Mit Kryptosporidien dagegen stecken sich die meisten Deutschen im Heimatland an. Der größte Ausbruch war im letzten Jahr mit 28 Fällen in einer Kindertagesstätte zu verzeichnen. Die Kinder hatten bei einem Ausflug infizierte Kälber gestreichelt.
Shigelleninfektionen waren 2018, nach einer deutlichen Abnahme im vergangenen Jahrzehnt, wieder häufiger anzutreffen.
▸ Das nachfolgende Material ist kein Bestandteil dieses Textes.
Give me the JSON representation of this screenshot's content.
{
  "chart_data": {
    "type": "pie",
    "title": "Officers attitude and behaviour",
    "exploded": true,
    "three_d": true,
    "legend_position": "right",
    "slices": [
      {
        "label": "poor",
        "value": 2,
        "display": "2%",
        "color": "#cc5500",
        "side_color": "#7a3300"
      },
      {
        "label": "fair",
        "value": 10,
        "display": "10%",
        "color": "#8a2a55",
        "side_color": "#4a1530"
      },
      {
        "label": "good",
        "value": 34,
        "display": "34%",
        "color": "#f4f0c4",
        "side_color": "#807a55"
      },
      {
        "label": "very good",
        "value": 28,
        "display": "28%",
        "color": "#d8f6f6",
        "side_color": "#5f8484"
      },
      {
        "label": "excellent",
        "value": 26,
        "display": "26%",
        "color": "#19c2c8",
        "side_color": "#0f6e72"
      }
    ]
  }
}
Reiseländer, die hier am häufigsten als Ursprung der Erkrankung genannt werden, sind Ägypten, Indien und Marokko. Im Vergleich zum Vorjahr stieg die Melderate um 54 % an – so stark, wie seit dem Jahr 2011 nicht mehr.
Das erklärt die vorsichtige Herangehensweise der Apothekerin an dieses nur auf den ersten Blick banale Symptom Durchfall. In den weitaus meisten Fälle ist aber eine Selbstmedikation möglich. Durch sinnvolle Fragestellungen sollte jedoch die Personengruppe eruiert werden, die zur Abklärung einen Arzt aufsuchen muss. Eine Auslandsreise sollte daher bis zu drei Monate vor Beginn der Durchfallsymptomatik ausgeschlossen werden, um sie ohne ärztliche Unterstützung zu behandeln.